Lors de cette rencontre, animée par Mme Najat Zarari et organisée dans le cadre du programme culturel du Conseil de la communauté marocaine à l’étranger au Salon international de l’édition et du livre de Rabat, les intervenantes ont affirmé que Mernissi portait un intérêt profond aux mutations sociales, notamment à la montée de l’extrémisme et de la violence chez les jeunes. Elles l’ont décrite comme une intellectuelle organique, mobilisant son savoir et son autorité symbolique au service des gens, en vue de les encadrer.
Plusieurs participantes ont également rappelé que l’autrice du livre « Le Harem politique » était dotée d’une intuition exceptionnelle, qui lui permettait de discerner les qualités les plus nobles chez autrui et de les valoriser, adoptant toujours une vision optimiste axée sur « le verre à moitié plein ».
Pour sa part, l’éditrice Leila Chaouni a déclaré que collaborer avec Fatema Mernissi à la publication de ses œuvres a été un honneur. Cette collaboration a contribué, selon elle, à démocratiser l’accès à la lecture et à la culture grâce à l’édition de versions populaires à prix réduit, destinées au public à revenu modeste. Elle a ajouté que, pour Mernissi, l’écriture était un outil de lutte pacifique et de changement, ce qu’elle a concrétisé en animant des ateliers d’écriture au profit d’étudiantes, étudiants et femmes au foyer. Elle a aussi activement soutenu la défunte Aïcha Chenna, militante pour les droits des mères célibataires, qui disait : «Je ne suis pas écrivaine, mais j’ai des choses à dire».
De son côté, la militante des droits humains Rabia Naciri a indiqué que Mernissi, qui refusait d’être glorifiée, avait décliné plusieurs propositions de distinction, notamment de la part de l’Association démocratique des femmes du Maroc (ADFM).
Mme Naciri a évoqué sa première rencontre avec Mernissi lors d’un colloque sur les femmes et l’éducation au début des années 1990, qui a marqué le commencement d’une longue collaboration. Elle a précisé que la sociologue a mis à profit ses relations pour aider les associations féminines, notamment en facilitant l’accès de l’ADFM à des partenariats avec des agences onusiennes à New York, où Mernissi jouissait d’une grande reconnaissance.

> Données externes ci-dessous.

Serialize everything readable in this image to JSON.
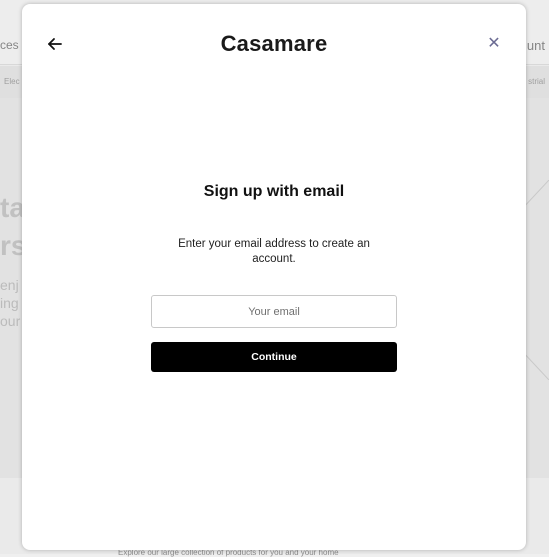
{
  "background": {
    "menu_left": "ces ˅",
    "menu_right": "unt",
    "category_left": "Elec",
    "category_right": "strial",
    "hero_line1": "ta",
    "hero_line2": "rs",
    "hero_paragraph": [
      "enj",
      "ing",
      "our"
    ],
    "footer_text": "Explore our large collection of products for you and your home"
  },
  "modal": {
    "back_icon": "arrow-left-icon",
    "close_icon": "close-icon",
    "close_symbol": "✕",
    "brand": "Casamare",
    "title": "Sign up with email",
    "subtitle": "Enter your email address to create an account.",
    "email_placeholder": "Your email",
    "email_value": "",
    "continue_label": "Continue"
  }
}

Elle a également témoigné de son engagement à encourager la création d’associations. J’ai personnellement été témoin de cette dynamique : en 1994, Fatema Mernissi nous a incités à fonder une association de jeunes et de femmes à la Faculté des lettres de l’Université Mohammed V. C’est ainsi qu’est née l’Association des jeunes et femmes en Méditerranée, que j’ai eu l’honneur de présider à sa création alors que j’étais encore étudiante. J’ai également eu la chance de participer aux ateliers d’écriture qu’elle organisait pour les jeunes et les femmes à cette époque.

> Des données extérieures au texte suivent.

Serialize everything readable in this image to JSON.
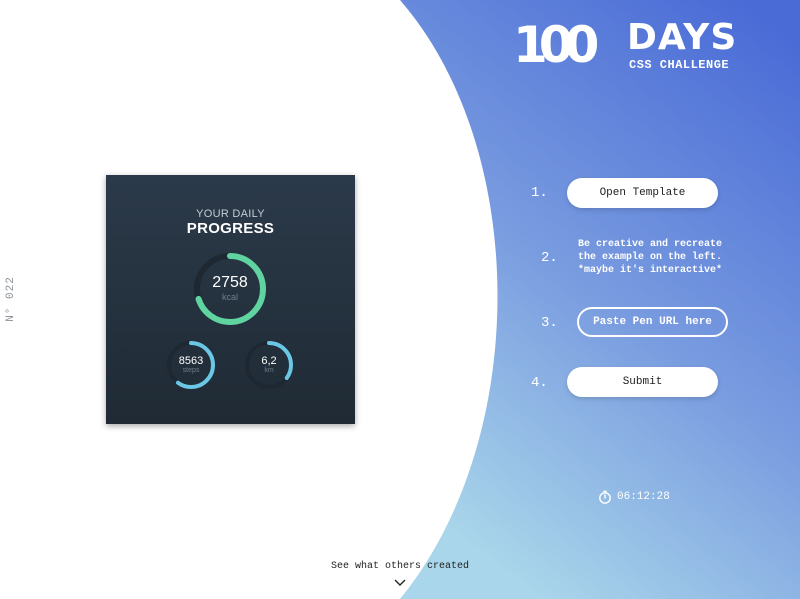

Mme Naciri a ajouté que Mernissi insistait sans relâche sur l’importance de l’écriture comme vecteur de transformation, et qu’elle encourageait chacun à sortir de l’ombre pour prendre la parole. Elle a souligné la grandeur de son apport au mouvement féministe, et a exprimé sa gratitude pour l’intérêt que Mernissi avait porté à un rapport qu’elle avait rédigé pour la Ligue arabe sur la pauvreté et ses effets sur les femmes.
Pour sa part, Zakya Salime, professeure à l’université Rutgers aux Etats-Unis, a affirmé que la générosité intellectuelle de Fatema Mernissi était sans limites en déclarant : «Je lui dois énormément dans mon parcours académique. Grâce à elle, j’ai découvert des espaces et rencontré des personnes qui ont marqué ma vie scientifique».
Mme Salime a précisé que Mernissi soutenait les associations sans chercher à en diriger une, car elle refusait la logique du leadership hiérarchique. Elle était également soucieuse d’éviter toute reproduction du système du « harem », ce qui l’amenait à défendre la mixité et la diversité. Elle a relaté un épisode marquant survenu lors d’un colloque en Europe où les organisateurs avaient interdit l’entrée aux hommes. Mernissi avait alors fermement exigé qu’ils soient autorisés à y participer, refusant catégoriquement la séparation des genres qu’elle avait toujours combattue.
Mme Salime a également évoqué les prises de position éthiques et fermes de Mernissi, notamment son refus de se rendre aux Etats-Unis après l’invasion de l’Irak, un geste révélateur de sa fidélité à ses convictions.
En conclusion, Mme Salime a souligné que toutes celles et ceux qui ont côtoyé Fatema Mernissi ont ressenti un véritable sentiment d’orphelinage à sa disparition, tant elle faisait preuve de générosité et de bienveillance. Elle a plaidé pour une réécriture de l’histoire nationale mettant en lumière les contributions des femmes dans les événements majeurs.